4.  SUPPORTERS OF THIS PROPOSAL HAVE NOT BEEN FORTHCOMING WITH THE PUBLIC. 

  • Mayor Lori Henry made campaign promises to “protect Roswell’s charm AND established neighborhoods” this project flies in the face of both.  Source: Lori Henry 2017 campaign flyer
  • This project has been kept, "tightly under wraps" - this is not how decisions involving park land should be made. Source: YouTube (video taken down on 8/11) 
  • Disadvantaged and special-needs children will not be the main beneficiaries of this proposal as Vernon Krause indicated was part of his family's original intention in developing the project. “It started out an idea for a small facility that would serve underprivileged and special needs children, and it grew after a meeting with the city of Roswell." Source: WSBtv

5. TO REVITALIZE EAST ROSWELL, THERE ARE OTHER, BETTER OPTIONS.
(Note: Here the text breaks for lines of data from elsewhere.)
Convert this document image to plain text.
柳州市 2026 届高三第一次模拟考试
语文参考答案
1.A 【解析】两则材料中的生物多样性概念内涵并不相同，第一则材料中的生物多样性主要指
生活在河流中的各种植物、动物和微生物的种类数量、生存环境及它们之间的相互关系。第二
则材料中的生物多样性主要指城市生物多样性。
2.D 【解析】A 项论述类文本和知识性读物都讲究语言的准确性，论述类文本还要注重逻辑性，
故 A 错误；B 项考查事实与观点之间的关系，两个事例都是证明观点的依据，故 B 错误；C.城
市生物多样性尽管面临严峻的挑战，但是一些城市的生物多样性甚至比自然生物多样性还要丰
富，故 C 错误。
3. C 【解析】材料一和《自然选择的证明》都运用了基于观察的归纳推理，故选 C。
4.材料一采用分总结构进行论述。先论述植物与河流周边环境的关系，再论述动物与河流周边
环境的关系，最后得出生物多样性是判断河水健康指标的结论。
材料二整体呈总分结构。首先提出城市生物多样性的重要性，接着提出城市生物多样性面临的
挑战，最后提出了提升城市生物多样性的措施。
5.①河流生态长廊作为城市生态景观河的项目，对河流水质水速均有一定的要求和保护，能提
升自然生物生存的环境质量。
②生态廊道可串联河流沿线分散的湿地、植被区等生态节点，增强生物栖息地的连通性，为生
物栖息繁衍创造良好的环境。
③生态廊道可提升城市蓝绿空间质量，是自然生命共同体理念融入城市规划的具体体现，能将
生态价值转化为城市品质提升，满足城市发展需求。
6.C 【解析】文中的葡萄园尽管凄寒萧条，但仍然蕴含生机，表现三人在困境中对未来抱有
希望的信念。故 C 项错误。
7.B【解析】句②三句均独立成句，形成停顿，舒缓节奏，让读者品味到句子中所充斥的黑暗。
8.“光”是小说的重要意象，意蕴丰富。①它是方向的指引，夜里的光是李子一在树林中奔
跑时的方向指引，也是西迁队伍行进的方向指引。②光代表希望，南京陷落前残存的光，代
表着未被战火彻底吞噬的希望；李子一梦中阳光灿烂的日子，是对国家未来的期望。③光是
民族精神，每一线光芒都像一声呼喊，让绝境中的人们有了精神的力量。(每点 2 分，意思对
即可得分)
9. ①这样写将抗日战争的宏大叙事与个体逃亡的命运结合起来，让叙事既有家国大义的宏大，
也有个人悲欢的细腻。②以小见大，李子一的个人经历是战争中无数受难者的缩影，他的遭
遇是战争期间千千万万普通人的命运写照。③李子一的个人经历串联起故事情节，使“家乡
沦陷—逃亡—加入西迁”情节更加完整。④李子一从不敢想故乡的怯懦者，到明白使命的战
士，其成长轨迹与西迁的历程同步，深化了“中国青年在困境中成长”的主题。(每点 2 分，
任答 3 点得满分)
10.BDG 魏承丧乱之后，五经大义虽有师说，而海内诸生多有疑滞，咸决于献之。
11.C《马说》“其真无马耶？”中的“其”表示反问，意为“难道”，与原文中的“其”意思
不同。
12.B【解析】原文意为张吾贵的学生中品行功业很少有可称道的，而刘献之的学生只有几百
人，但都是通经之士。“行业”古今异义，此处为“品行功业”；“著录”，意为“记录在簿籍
  • Focus on making productive use of empty big boxes along the Holcomb Bridge Corridor (defunct Kohls near Centennial High School, empty Super Target space across from Horseshoe Bend neighborhood, empty Circuit City at intersection of Holcomb Bridge and Old Alabama.)

What can I do to help save Big Creek Park?

We are encouraging concerned Roswell residents to do two things:

WRITE | Email Mayor Henry and the Roswell City Council to express your concern over the way the Krause Family Foundation proposal was handled and the lack of transparency with the citizens of Roswell.

ATTEND | On Monday August 13th at 7:00 pm at City Hall in Roswell, the mayor and city council will meet as usual. The Krause tennis center has been taken off of the official agenda for the meeting, but many still plan to show up at City Hall.

WHY? Because while we have been successful in tabling this proposal for the time being, there are NO PERMANENT PROTECTIONS in place for the hiking and biking trails at Big Creek. Nothing stands in the way of this happening again in 6 months when another developer or a lucrative project is proposed to the city. 

Concerned members of the community are still encouraged to gather on the steps of City Hall at 5pm Monday, August 13th. We will be there to show our continued support for the future of Big Creek Park, to celebrate this victory, and to let local leaders know that we are paying attention.